Cette position de la PSA concernant la mise à mort d'animaux est également importante pour la chasse. Pour la protection des animaux en Suisse, ce qui compte, c'est uniquement le bien-être du gibier vivant et la façon dont il est tué. Par contre, peu importe que le gibier soit abattu par des garde-faunes professionnels dans l'exercice de leurs fonctions ou de chasseurs qui chassent pendant leurs temps libre.

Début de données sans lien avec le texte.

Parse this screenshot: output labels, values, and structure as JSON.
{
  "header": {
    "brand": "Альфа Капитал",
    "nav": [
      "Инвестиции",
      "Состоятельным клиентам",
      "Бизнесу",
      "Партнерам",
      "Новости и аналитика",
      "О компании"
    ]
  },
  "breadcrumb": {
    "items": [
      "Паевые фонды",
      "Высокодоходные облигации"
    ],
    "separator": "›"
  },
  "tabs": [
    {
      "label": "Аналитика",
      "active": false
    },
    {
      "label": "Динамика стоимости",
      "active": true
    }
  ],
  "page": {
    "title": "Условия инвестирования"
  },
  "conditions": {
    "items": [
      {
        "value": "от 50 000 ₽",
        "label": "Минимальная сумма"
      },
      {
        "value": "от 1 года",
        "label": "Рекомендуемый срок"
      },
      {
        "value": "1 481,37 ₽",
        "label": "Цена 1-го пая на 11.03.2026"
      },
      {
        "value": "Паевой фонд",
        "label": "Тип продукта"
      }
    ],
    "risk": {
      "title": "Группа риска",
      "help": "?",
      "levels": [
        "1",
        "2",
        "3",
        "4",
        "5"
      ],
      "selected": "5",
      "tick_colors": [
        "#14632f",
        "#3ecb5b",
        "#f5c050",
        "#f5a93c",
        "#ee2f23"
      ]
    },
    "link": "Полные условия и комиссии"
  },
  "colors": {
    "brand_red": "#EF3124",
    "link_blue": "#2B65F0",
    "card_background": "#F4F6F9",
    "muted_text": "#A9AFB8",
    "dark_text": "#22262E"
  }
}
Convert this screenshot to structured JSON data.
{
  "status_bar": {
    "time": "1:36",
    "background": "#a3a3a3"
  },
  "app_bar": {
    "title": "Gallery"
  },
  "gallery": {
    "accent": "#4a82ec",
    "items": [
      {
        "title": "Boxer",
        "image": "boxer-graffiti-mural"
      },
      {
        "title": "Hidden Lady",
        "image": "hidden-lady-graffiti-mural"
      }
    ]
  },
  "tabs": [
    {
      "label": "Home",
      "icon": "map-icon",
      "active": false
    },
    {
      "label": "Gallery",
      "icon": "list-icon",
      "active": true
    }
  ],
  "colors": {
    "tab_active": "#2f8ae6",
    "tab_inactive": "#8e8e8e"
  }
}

Il n'importe pas non plus de savoir si la mise à mort s'effectue pour éviter des dégâts dûs au gibier ou pour l'utilisation primaire de l'exploitation. Et finalement, peu importe qu'on abatte un chamois, un lagopède ou un loup. „Pour moi, il n'existe pas différentes catégories d'animaux. Les mêmes principes et réflexions s'appliquent pour tous“, dit Peter Schlup de la PSA.